What are your rights during UCC lien enforcement?

You are not powerless during enforcement. As the debtor, you have several rights:

  1. Right to notification: You must be told about the lien filing and any enforcement action, including reasonable notice of the time, date, and manner of any sale.
  2. Right to cure the default: Many agreements let you fix the default by paying overdue amounts or resolving the breach before enforcement moves forward.
  3. Right to contest: You can challenge a lien you believe is incorrect, fraudulent, or filed in violation of your agreement or the law. A UCC-5 Correction Statement can address errors or improper liens.
  4. Right to any surplus: If the sale of your assets brings in more than you owe, the extra money belongs to you.
  5. Right to a commercially reasonable sale: The sale of your collateral must be handled fairly. You can challenge it if that standard is not met.

How can you stop or fight UCC lien enforcement?

The best first step is to speak with an attorney, because the right move depends on your situation and the deadlines you are facing. From there, the most common ways to stop or fight enforcement include:

  • Negotiate with the creditor: A repayment plan, restructuring, or settlement can be cheaper for the creditor than enforcement, which gives you room to negotiate.
  • Cure the default: If you can catch up on what you owe before enforcement escalates, you may be able to stop it.
  • Dispute an improper lien: If the lien is invalid or fraudulent, you may be able to remove the UCC filing with a correction statement.
  • Hire legal counsel: An attorney can negotiate for you, challenge improper liens, and defend you if the creditor goes to court.

Get Help With MCA UCC Lien Enforcement

UCC lien enforcement can move quickly and put your assets, your cash flow, and your customer relationships at risk. The earlier you get help, the more options you usually have to stop it.

If you are dealing with an MCA UCC lien, call Tayne Law Group today at (866) 890-7337, or fill out our short contact form, and speak with an experienced merchant cash advance attorney about your business debt. We have been in the debt relief business for over twenty years and have won many awards for our work. Your call is never outsourced to a third party, and we will never share or sell your information.

Frequently Asked Questions About UCC Lien Enforcement

What happens when a UCC lien is enforced?

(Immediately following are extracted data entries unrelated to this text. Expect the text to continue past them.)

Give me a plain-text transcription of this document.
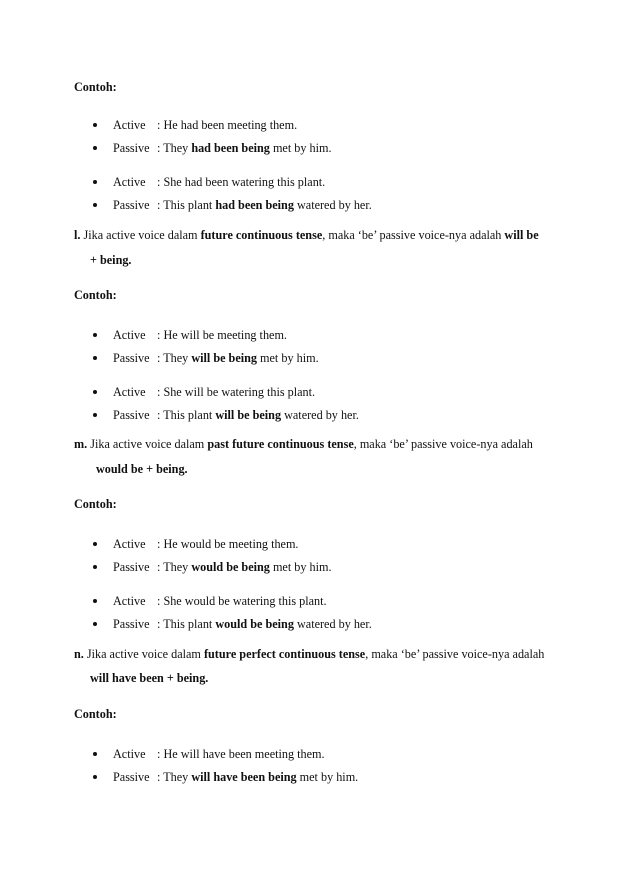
Contoh:
Active : He had been meeting them.
Passive : They had been being met by him.
Active : She had been watering this plant.
Passive : This plant had been being watered by her.
l. Jika active voice dalam future continuous tense, maka ‘be’ passive voice-nya adalah will be
+ being.
Contoh:
Active : He will be meeting them.
Passive : They will be being met by him.
Active : She will be watering this plant.
Passive : This plant will be being watered by her.
m. Jika active voice dalam past future continuous tense, maka ‘be’ passive voice-nya adalah
would be + being.
Contoh:
Active : He would be meeting them.
Passive : They would be being met by him.
Active : She would be watering this plant.
Passive : This plant would be being watered by her.
n. Jika active voice dalam future perfect continuous tense, maka ‘be’ passive voice-nya adalah
will have been + being.
Contoh:
Active : He will have been meeting them.
Passive : They will have been being met by him.
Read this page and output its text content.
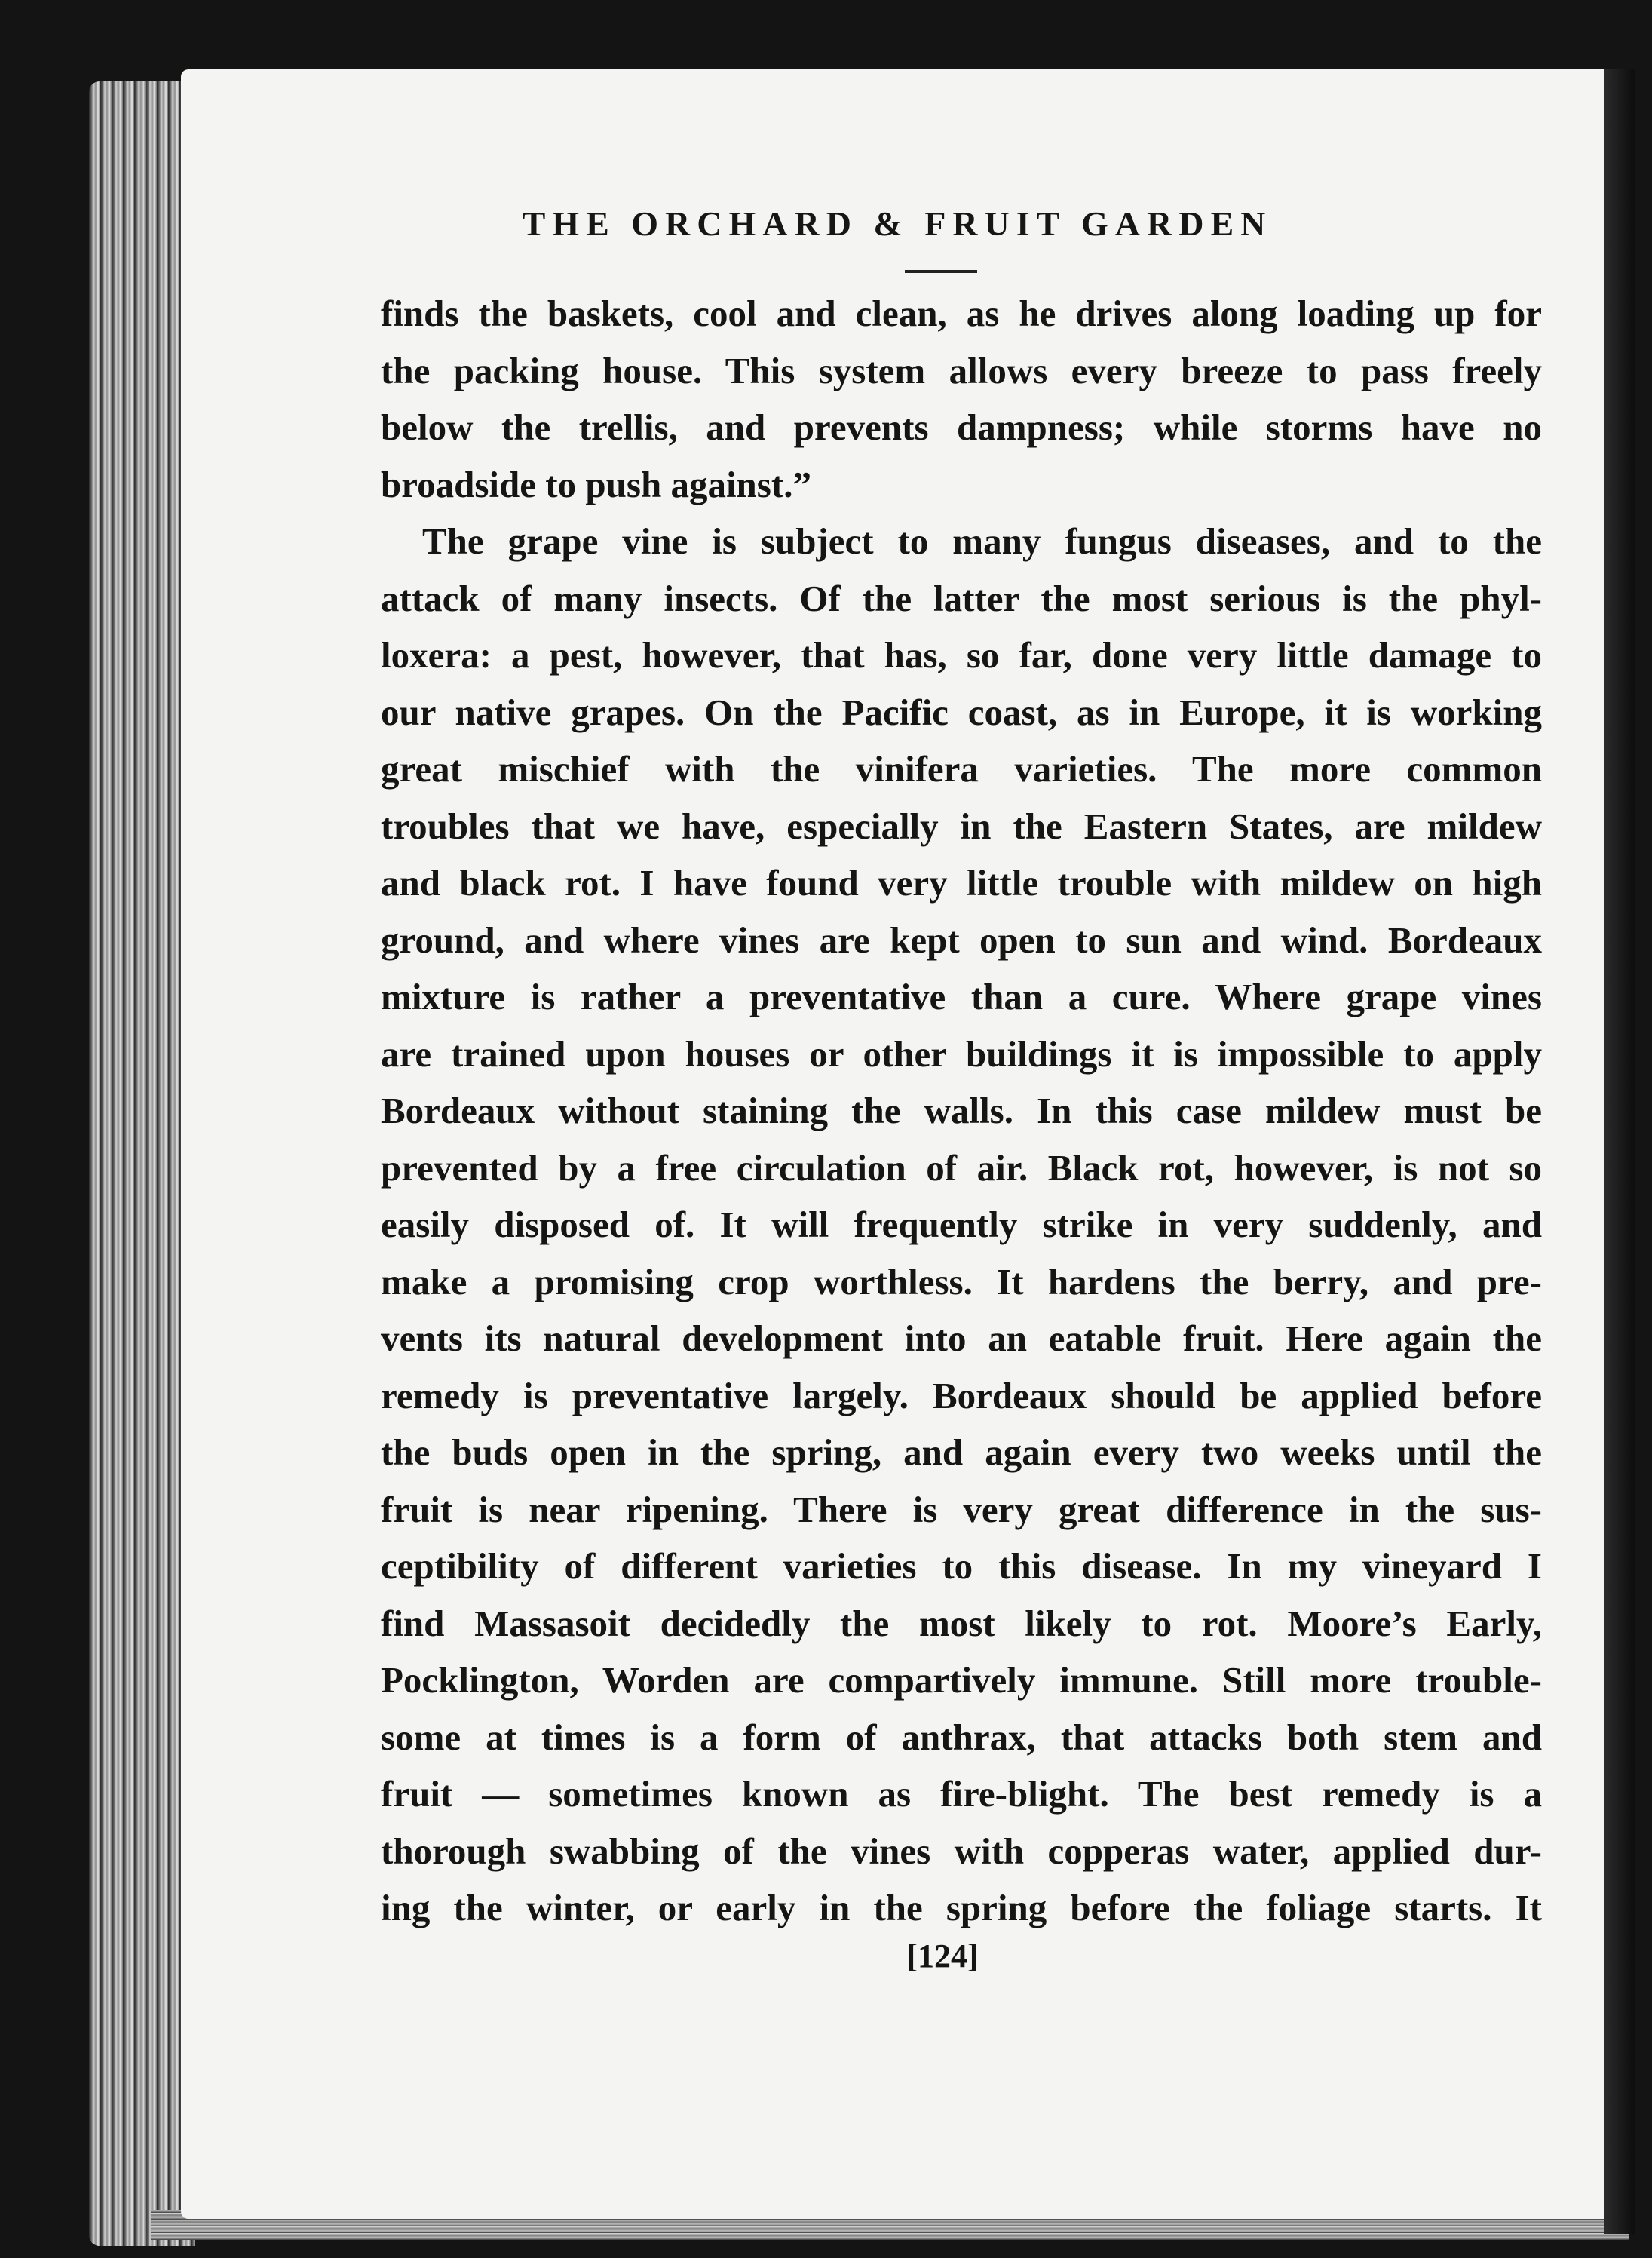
THE ORCHARD & FRUIT GARDEN
finds the baskets, cool and clean, as he drives along loading up for
the packing house. This system allows every breeze to pass freely
below the trellis, and prevents dampness; while storms have no
broadside to push against.”
The grape vine is subject to many fungus diseases, and to the
attack of many insects. Of the latter the most serious is the phyl-
loxera: a pest, however, that has, so far, done very little damage to
our native grapes. On the Pacific coast, as in Europe, it is working
great mischief with the vinifera varieties. The more common
troubles that we have, especially in the Eastern States, are mildew
and black rot. I have found very little trouble with mildew on high
ground, and where vines are kept open to sun and wind. Bordeaux
mixture is rather a preventative than a cure. Where grape vines
are trained upon houses or other buildings it is impossible to apply
Bordeaux without staining the walls. In this case mildew must be
prevented by a free circulation of air. Black rot, however, is not so
easily disposed of. It will frequently strike in very suddenly, and
make a promising crop worthless. It hardens the berry, and pre-
vents its natural development into an eatable fruit. Here again the
remedy is preventative largely. Bordeaux should be applied before
the buds open in the spring, and again every two weeks until the
fruit is near ripening. There is very great difference in the sus-
ceptibility of different varieties to this disease. In my vineyard I
find Massasoit decidedly the most likely to rot. Moore’s Early,
Pocklington, Worden are compartively immune. Still more trouble-
some at times is a form of anthrax, that attacks both stem and
fruit — sometimes known as fire-blight. The best remedy is a
thorough swabbing of the vines with copperas water, applied dur-
ing the winter, or early in the spring before the foliage starts. It
[124]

When a UCC lien is enforced, the creditor can take possession of the collateral named in the lien and sell it to recover the debt. For a blanket lien, that can include equipment, inventory, accounts receivable, and future sales. The creditor may also redirect payments from your customers. Enforcement usually begins only after you default and receive notice.

Can a UCC lien be enforced without going to court?

Sometimes, yes. For movable assets like equipment or inventory, a creditor can use self-help repossession and take the collateral without a court order, as long as they follow the law and do not breach the peace. If you dispute the default or the assets are harder to seize, the creditor usually has to file a lawsuit and get a court order first.

Can you stop UCC lien enforcement?

Often, yes. You may be able to stop enforcement by curing the default, negotiating a settlement or repayment plan, or disputing an improper lien with a correction statement. An attorney can identify the fastest option for your situation and act before deadlines pass.

What is a commercially reasonable sale under the UCC?

A commercially reasonable sale means the creditor must sell your repossessed assets in a fair, normal way for that type of property, rather than dumping them for far less than they are worth. If the sale is not handled reasonably, you can challenge it, which can reduce what you still owe.

What happens to UCC lien enforcement if I file for bankruptcy?

Filing for bankruptcy pauses enforcement. The process then moves into the bankruptcy court, which decides how your assets are sold and how the money is divided among creditors. A creditor’s place in line depends on when their lien was filed compared to other claims.